MySQL8.0之前的版本中,只有简单的统计信息,并没有提供统计直方图(如果熟悉Oracle的小伙伴,肯定知道那个让我们有又爱又恨的统计直方图了)。8.0的版本中,MySQL实现了这个功能,通过column_statistics这个数据字典存储列的直方图信息,供优化器生成查询执行计划的使用。个人认为,由于MySQL的一些特性,在MySQL中,好处远远多于坏处。我们可以用ANALYZE TABLE语句对直方图进行管理。
column_statistics的特征:
该表包含除空间数据和JSON之外的所有数据类型的列的统计信息。
该表是持久化的,因此不必在每次服务器启动时创建列统计信息。
MySQL会对这张表执行更新. 用户没有办法用update语句修改。
column_statistics表是不能被用户直接访问的,因为它是数据字典的一部分。但是查看直方图信息,我们可以使用INFORMATION_SCHEMA.COLUMN_STATISTICS,它作为数据字典表上的一个视图实现。COLUMN_STATISTICS有以下几列:
SCHEMA_NAME, TABLE_NAME,COLUMN_NAME:这个看名字就知道没必要多说。
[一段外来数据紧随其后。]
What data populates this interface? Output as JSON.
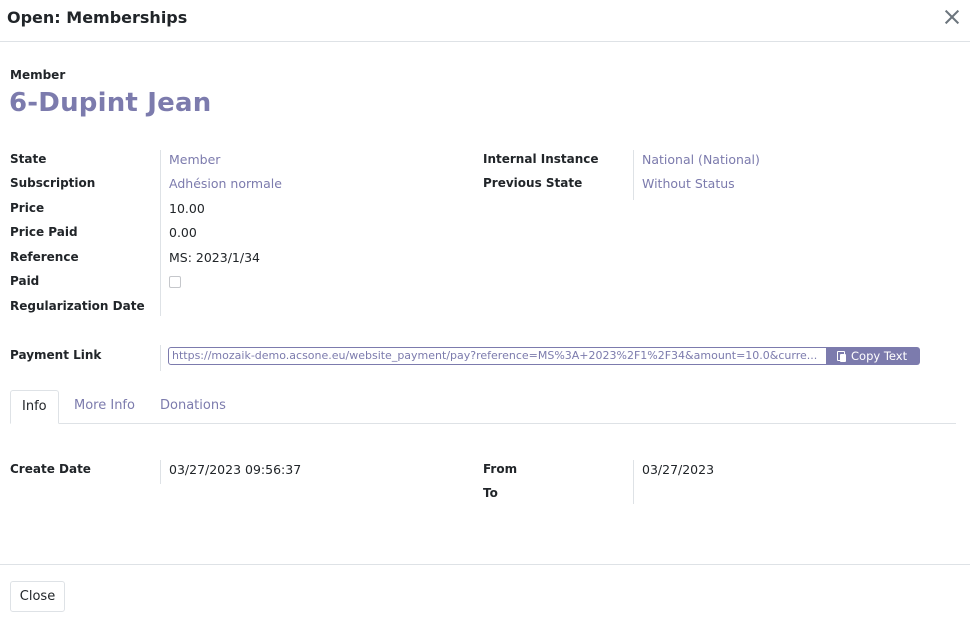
{
  "dialog": {
    "title": "Open: Memberships",
    "close_icon": "close-icon"
  },
  "member": {
    "label": "Member",
    "name": "6-Dupint Jean"
  },
  "fields_left": {
    "state_label": "State",
    "state_value": "Member",
    "subscription_label": "Subscription",
    "subscription_value": "Adhésion normale",
    "price_label": "Price",
    "price_value": "10.00",
    "price_paid_label": "Price Paid",
    "price_paid_value": "0.00",
    "reference_label": "Reference",
    "reference_value": "MS: 2023/1/34",
    "paid_label": "Paid",
    "paid_value": false,
    "regularization_label": "Regularization Date",
    "regularization_value": ""
  },
  "fields_right": {
    "internal_instance_label": "Internal Instance",
    "internal_instance_value": "National (National)",
    "previous_state_label": "Previous State",
    "previous_state_value": "Without Status"
  },
  "payment_link": {
    "label": "Payment Link",
    "value": "https://mozaik-demo.acsone.eu/website_payment/pay?reference=MS%3A+2023%2F1%2F34&amount=10.0&curre...",
    "copy_label": "Copy Text",
    "copy_icon": "clipboard-icon"
  },
  "tabs": [
    {
      "label": "Info",
      "active": true
    },
    {
      "label": "More Info",
      "active": false
    },
    {
      "label": "Donations",
      "active": false
    }
  ],
  "info_tab": {
    "create_date_label": "Create Date",
    "create_date_value": "03/27/2023 09:56:37",
    "from_label": "From",
    "from_value": "03/27/2023",
    "to_label": "To",
    "to_value": ""
  },
  "footer": {
    "close_label": "Close"
  },
  "colors": {
    "accent": "#7c7bad",
    "border": "#dee2e6",
    "text": "#212529"
  }
}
HISTOGRAM: 是一个JSON值, 以直方图的方式描述列统计信息。
列直方图包含存储在列中的值范围的部分bucket。直方图是JSON对象,可以灵活地表示列统计信息。例如,
CREATE TABLE `t_histograms` (`id` int NOT NULL,`c1` int DEFAULT NULL,`c2` varchar(10) DEFAULT NULL,PRIMARY KEY (`id`)) ENGINE=InnoDB DEFAULT CHARSET=utf8mb4 COLLATE=utf8mb4_0900_ai_ci
--收集列c1直方图统计信息
analyze table t_histograms UPDATE HISTOGRAM on c1;
--查看C1(int)直方图select json_pretty(histogram) fromINFORMATION_SCHEMA.COLUMN_STATISTICS where schema_name='test' and table_name='t_histograms' and column_name='c1';{"buckets": [[1,0.6],[2,0.8],[3,1.0]],"data-type": "int","null-values": 0.0,"collation-id": 8,"last-updated": "2020-07-05 10:57:03.429238","sampling-rate": 1.0,"histogram-type": "singleton","number-of-buckets-specified": 100
}
--收集列c2直方图统计信息analyze table t_histograms UPDATE HISTOGRAM on c2;--查看C2(字符串)直方图select json_pretty(histogram) from INFORMATION_SCHEMA.COLUMN_STATISTICS where schema_name='test' and table_name='t_histograms' and column_name='c2';{...[4800,4849,0.96999399879976,50],[4850,4899,0.9799959991998399,50],[4900,4949,0.98999799959992,50],[4950,4999,1.0,50]],"data-type": "int","null-values": 0.0,"collation-id": 8,"last-updated": "2020-07-05 15:07:24.070861","sampling-rate": 1.0,"histogram-type": "equi-height","number-of-buckets-specified": 100}
无法在主键或唯一键上收集统计直方图!
analyze table tt1 update histogram on c1;+----------+-----------+----------+-----------------------------------------------------------+| Table | Op | Msg_type | Msg_text |+----------+-----------+----------+-----------------------------------------------------------+| test.tt1 | histogram | Error | The column 'c1' is covered by a single-part unique index. |+----------+-----------+----------+-----------------------------------------------------------+
直方图的Key
*****Buckets:直方图bucket
1、对于singleton直方图,包括两个值:
Value 1: bucket的值, 取决于列的数据类型及数据
Value 2: 表示该值的累积频率(double类型). 例如{2,0.8}表示80%的值小于等于2,2的值占20%
2、对于equi-height(等高)直方图, 包含以下四个值:
Value 1,2 : bucket中的最大值和最小值
Value 3: 表示该值的累积频率(double类型)
Value 4: 在这个bucket中列值的num_distinct(不同的值有几个)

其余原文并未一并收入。